Re: Web Stock Pundit `Tokyo Joe' Park Charged With Touting by SEC
Web Stock Pundit `Tokyo Joe' Park Charged With Touting by SEC
Washington, Jan. 5 (Bloomberg) -- Internet stock pundit `Tokyo Joe' Park, whose recommendations have a wide following among investors searching for investment ideas on the Web, was charged by regulators with manipulating securities.

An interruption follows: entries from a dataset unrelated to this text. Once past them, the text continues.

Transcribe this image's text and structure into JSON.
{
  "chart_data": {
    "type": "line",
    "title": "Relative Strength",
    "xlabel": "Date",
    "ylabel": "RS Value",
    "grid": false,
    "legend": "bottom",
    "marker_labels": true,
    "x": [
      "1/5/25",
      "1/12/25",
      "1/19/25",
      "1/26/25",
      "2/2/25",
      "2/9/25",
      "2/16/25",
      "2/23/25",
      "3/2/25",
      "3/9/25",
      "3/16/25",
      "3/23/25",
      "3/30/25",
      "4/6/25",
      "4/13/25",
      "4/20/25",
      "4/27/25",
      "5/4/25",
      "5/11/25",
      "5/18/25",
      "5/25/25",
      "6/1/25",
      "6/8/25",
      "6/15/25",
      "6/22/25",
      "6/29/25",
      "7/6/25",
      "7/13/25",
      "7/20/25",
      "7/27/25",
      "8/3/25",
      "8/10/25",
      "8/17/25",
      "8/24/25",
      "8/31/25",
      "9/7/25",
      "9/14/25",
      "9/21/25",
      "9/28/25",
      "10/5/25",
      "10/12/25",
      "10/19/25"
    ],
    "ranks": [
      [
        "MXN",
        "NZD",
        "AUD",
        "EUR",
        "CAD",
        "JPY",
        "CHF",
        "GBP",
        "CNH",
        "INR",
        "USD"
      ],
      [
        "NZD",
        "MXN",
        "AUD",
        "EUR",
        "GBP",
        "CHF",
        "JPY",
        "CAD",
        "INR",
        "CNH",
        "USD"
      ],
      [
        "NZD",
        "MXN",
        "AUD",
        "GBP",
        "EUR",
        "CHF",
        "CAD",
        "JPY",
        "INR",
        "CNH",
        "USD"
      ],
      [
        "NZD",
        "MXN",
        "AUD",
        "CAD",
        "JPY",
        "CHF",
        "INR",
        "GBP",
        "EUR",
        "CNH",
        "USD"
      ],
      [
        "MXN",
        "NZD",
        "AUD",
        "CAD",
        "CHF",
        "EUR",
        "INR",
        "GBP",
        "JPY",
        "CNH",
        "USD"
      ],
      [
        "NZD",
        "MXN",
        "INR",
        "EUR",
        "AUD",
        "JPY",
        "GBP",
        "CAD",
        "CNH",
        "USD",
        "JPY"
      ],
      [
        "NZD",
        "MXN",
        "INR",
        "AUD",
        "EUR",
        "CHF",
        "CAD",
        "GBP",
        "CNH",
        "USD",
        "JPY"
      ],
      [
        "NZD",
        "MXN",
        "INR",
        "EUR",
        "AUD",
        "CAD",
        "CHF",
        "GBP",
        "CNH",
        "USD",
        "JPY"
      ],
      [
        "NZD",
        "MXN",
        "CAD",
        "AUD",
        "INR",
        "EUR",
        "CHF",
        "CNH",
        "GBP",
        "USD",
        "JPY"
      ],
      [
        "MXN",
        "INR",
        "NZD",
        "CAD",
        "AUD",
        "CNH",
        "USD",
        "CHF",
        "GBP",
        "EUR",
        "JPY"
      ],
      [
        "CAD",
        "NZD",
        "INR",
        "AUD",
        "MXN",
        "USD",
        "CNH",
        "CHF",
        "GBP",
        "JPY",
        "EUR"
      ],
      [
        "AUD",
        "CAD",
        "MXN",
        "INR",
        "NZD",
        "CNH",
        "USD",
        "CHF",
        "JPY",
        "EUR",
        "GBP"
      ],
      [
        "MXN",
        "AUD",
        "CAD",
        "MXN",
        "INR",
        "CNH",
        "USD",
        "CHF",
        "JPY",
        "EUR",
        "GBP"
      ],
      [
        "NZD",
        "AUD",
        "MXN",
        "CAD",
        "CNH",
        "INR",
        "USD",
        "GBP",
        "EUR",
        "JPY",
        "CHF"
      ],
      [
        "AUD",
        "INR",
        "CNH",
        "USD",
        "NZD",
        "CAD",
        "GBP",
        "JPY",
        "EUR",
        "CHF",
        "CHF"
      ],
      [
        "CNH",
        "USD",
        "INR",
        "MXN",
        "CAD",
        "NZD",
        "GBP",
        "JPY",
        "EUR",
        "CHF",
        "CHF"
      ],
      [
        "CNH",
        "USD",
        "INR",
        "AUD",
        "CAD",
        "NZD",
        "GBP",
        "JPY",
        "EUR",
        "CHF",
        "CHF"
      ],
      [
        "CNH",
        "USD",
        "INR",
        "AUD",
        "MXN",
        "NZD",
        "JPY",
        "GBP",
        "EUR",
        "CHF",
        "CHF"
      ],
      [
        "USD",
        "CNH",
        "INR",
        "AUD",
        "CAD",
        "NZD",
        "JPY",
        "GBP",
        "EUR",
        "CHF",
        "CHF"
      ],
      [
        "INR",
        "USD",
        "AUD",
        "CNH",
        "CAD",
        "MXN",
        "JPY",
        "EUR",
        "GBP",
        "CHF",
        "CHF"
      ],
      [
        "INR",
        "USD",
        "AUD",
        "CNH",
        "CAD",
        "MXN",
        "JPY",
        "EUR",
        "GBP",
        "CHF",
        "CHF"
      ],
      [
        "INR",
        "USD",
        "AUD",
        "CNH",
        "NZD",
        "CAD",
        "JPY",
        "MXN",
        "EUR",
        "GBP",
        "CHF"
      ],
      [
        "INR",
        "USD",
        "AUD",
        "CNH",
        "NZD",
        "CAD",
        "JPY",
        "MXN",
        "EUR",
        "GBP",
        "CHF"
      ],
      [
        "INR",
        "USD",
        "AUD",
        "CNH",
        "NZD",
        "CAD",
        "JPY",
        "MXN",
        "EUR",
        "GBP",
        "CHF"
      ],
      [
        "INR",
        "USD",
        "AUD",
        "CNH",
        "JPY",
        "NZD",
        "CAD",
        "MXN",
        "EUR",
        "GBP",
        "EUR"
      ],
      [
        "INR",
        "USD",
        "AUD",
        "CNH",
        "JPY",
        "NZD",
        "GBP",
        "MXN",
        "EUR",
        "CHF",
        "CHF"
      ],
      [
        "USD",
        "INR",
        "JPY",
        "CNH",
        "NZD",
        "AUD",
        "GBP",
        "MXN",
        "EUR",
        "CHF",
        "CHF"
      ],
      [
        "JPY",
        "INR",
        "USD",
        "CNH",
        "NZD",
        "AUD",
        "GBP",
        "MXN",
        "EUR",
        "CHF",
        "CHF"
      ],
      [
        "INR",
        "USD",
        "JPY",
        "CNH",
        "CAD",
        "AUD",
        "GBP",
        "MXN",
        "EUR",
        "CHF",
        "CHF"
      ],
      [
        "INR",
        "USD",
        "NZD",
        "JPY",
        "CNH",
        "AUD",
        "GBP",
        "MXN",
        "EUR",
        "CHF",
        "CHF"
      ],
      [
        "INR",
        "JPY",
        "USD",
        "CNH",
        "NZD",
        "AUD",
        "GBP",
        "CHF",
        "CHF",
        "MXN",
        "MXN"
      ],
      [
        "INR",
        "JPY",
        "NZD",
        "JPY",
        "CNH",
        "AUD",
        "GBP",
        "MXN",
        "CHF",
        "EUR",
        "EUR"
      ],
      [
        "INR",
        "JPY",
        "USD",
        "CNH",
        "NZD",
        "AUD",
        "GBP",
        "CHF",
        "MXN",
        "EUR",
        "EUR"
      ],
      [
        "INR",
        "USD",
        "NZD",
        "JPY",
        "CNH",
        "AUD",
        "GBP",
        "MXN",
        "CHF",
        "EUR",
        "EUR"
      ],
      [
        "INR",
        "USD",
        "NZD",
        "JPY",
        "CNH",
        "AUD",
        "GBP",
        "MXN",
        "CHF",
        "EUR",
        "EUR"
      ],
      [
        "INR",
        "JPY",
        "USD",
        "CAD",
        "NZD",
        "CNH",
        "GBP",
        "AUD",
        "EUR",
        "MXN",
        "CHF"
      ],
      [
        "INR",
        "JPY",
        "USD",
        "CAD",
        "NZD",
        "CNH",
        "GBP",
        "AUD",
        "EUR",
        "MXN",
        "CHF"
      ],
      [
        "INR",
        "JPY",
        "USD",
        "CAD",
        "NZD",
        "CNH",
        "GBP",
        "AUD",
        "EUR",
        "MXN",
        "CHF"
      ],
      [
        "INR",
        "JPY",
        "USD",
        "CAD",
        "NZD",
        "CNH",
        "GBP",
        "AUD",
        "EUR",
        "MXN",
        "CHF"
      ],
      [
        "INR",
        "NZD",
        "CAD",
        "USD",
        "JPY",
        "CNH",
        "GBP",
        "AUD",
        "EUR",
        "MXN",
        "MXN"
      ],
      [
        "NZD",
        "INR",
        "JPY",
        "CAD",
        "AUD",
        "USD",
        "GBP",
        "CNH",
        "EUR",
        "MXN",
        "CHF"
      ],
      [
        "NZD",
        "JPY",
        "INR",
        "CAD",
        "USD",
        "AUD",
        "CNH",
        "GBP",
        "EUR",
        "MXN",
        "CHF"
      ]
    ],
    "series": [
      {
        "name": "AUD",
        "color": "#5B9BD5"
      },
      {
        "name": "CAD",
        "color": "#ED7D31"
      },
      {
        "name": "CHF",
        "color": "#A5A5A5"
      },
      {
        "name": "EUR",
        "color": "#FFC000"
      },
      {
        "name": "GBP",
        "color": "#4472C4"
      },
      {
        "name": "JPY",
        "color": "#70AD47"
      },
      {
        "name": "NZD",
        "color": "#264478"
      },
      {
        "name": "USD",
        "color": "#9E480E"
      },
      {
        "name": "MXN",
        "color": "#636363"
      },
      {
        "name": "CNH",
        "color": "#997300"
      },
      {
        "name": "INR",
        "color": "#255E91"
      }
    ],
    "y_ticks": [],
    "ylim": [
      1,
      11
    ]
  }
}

The Securities and Exchange Commission alleged the high-profile stock picker, whose real name is Yun Soo Oh Park, of New York, urged investors to buy stocks at the same time he was planning to sell them.
The SEC lawsuit, filed in a Chicago federal court, also alleged Park failed to disclose that he was paid 100,000 shares by DCGR International Holdings, a cigar maker, to promote its stock in mid-1998. DCGR wasn't charged. Park is contesting the fraud charges, SEC enforcement director Richard H. Walker said.
``He misled and defrauded customers,' Walker said. ``He was planning to sell when he was telling people to buy.' Park, who posts messages under the names ``TokyoJoe' and ``TokyoMex,' has a subscription-based e-mail club called Societe Anonyme that charges $100 a month to about 1,000 investors,according to a September story by Time magazine's Time Digital.
He was ranked by Time Digital as technology's 49th most important person in 1999, tying him with TheStreet.com Inc. co-founder James Cramer.
Park, whose trading records were subpoenaed by the SEC last March, has said he touted stocks he owned early in his career but doesn't anymore.
``Yes, I was walking a borderline, a shadow gray line, but it was the beginning of cyberspace and investing,' Money magazine quoted him as saying in its May 1999 issue. ``We don't do that anymore.'
Park's Societe Anonyme Web site says, ``Don't hype stocks. We never hype a stock on the Silicon Investor or AOL (America Online) discussion threads. We do good due diligence.'
His trading philosophy, according to the site, is, ``We go for instant gratification. We believe that every stock has Unabomber lurking to take it down. We take our profit and move on.'
Last month, the SEC charged three California men, including two recent University of California at Los Angeles graduates, with illegally netting $364,000 by using Internet chat rooms to manipulate a stock. Two of the men, Arash Aziz-Golshani and Hootan Melamed, were indicted earlier this week by a federal grand jury in Los Angeles.